COMIC DRAMA; 1hr 36min
STARRING: Jim Broadbent, Helen Mirren, Fionn Whitehead
Just folks: Broadbent and Mirren
Conviction is a wonderful thing in Notting Hill director Roger Michell’s true-life quirkfest — the act of being convicted, not so much. The year is 1961, and 60-year-old Newcastle cab driver Kempton Bunton (Broadbent) is up in arms about paying for the TV licence he refuses to have, which like the little black-and-white boxes that were televisions back then, seems a ye olde bagatelle in today’s almighty streaming.
Specifically, Kempton wants the licences to be free to British senior cits, for whom the little boxes are a refuge from loneliness. And he isn’t afraid to turn attitude into action, doing 13 days’ jail time for non-compliance, protesting to anyone who will listen (that would be no one), then in a suggested stroke of daredevilry, “borrowing” Francisco Goya’s portrait of the Duke of Wellington from London’s National Gallery under cover of darkness. (Or does he? That would be telling.)
With the help of his son Jackie (Whitehead), Kempton conceals the Duke in a remodelled bedroom closet, ransoms the £140,000 painting for social benefits, then calmly returns it and steps up in court to protest his innocence.
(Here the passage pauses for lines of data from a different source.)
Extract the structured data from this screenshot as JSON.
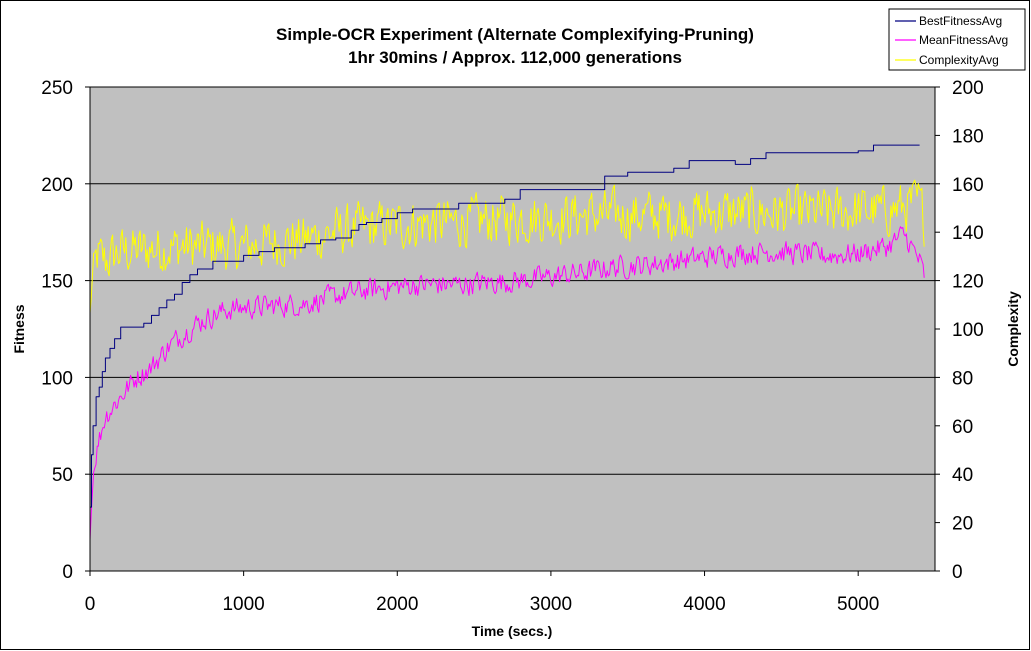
{
  "chart_data": {
    "type": "line",
    "title": "Simple-OCR Experiment (Alternate Complexifying-Pruning)",
    "subtitle": "1hr 30mins / Approx. 112,000 generations",
    "xlabel": "Time (secs.)",
    "ylabel": "Fitness",
    "y2label": "Complexity",
    "xlim": [
      0,
      5500
    ],
    "ylim": [
      0,
      250
    ],
    "y2lim": [
      0,
      200
    ],
    "xticks": [
      0,
      1000,
      2000,
      3000,
      4000,
      5000
    ],
    "yticks": [
      0,
      50,
      100,
      150,
      200,
      250
    ],
    "y2ticks": [
      0,
      20,
      40,
      60,
      80,
      100,
      120,
      140,
      160,
      180,
      200
    ],
    "grid": "horizontal",
    "legend_position": "top-right",
    "background_color": "#c0c0c0",
    "series": [
      {
        "name": "BestFitnessAvg",
        "axis": "left",
        "color": "#000080",
        "step": true,
        "x": [
          0,
          10,
          20,
          40,
          60,
          80,
          100,
          130,
          160,
          200,
          250,
          300,
          350,
          400,
          450,
          500,
          550,
          600,
          650,
          700,
          800,
          1000,
          1100,
          1200,
          1400,
          1500,
          1600,
          1700,
          1750,
          1800,
          1900,
          2000,
          2100,
          2300,
          2400,
          2700,
          2800,
          3000,
          3200,
          3350,
          3500,
          3600,
          3800,
          3900,
          4000,
          4200,
          4300,
          4400,
          4800,
          5000,
          5100,
          5400
        ],
        "values": [
          33,
          60,
          75,
          90,
          95,
          103,
          110,
          115,
          120,
          126,
          126,
          126,
          128,
          132,
          136,
          140,
          143,
          149,
          153,
          156,
          160,
          163,
          165,
          167,
          169,
          171,
          172,
          176,
          179,
          180,
          182,
          185,
          187,
          187,
          190,
          192,
          197,
          197,
          197,
          204,
          206,
          206,
          208,
          212,
          212,
          210,
          213,
          216,
          216,
          217,
          220,
          220
        ]
      },
      {
        "name": "MeanFitnessAvg",
        "axis": "left",
        "color": "#ff00ff",
        "step": false,
        "x": [
          0,
          20,
          50,
          100,
          200,
          300,
          400,
          500,
          600,
          700,
          800,
          900,
          1000,
          1200,
          1400,
          1600,
          1800,
          2000,
          2200,
          2400,
          2600,
          2800,
          3000,
          3200,
          3400,
          3600,
          3800,
          4000,
          4200,
          4400,
          4600,
          4800,
          5000,
          5200,
          5300,
          5400,
          5430
        ],
        "values": [
          16,
          50,
          65,
          80,
          90,
          100,
          105,
          115,
          122,
          128,
          132,
          135,
          136,
          137,
          138,
          142,
          145,
          147,
          148,
          148,
          149,
          150,
          152,
          154,
          157,
          158,
          160,
          162,
          164,
          165,
          164,
          163,
          164,
          168,
          174,
          160,
          152
        ],
        "noise_amplitude": 8
      },
      {
        "name": "ComplexityAvg",
        "axis": "right",
        "color": "#ffff00",
        "step": false,
        "x": [
          0,
          20,
          50,
          100,
          200,
          400,
          600,
          800,
          1000,
          1200,
          1400,
          1600,
          1800,
          2000,
          2200,
          2400,
          2600,
          2800,
          3000,
          3200,
          3400,
          3600,
          3800,
          4000,
          4200,
          4400,
          4600,
          4800,
          5000,
          5200,
          5400,
          5430
        ],
        "values": [
          106,
          125,
          130,
          128,
          132,
          133,
          134,
          134,
          134,
          136,
          137,
          140,
          142,
          143,
          144,
          144,
          145,
          146,
          146,
          147,
          147,
          147,
          147,
          148,
          148,
          148,
          148,
          148,
          149,
          149,
          152,
          145
        ],
        "noise_amplitude": 14
      }
    ]
  }
}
Just as Kempton occupied a lot of space, this is Broadbent’s show all the way. Unlike a frumpified Mirren, who essentially has one dimension to play with as Kempton’s disapproving housekeeper wife, Dorothy, her professionally rumpled co-star is in his endearing element. The period settings are the real suburban deal as well, with every tea cosy and string of pearls statements of a suffocation that rare bird Kempton refuses to accept. He’s a tub-thumping cross for Dorothy to bear, but the lionhearted wear many deceptive faces.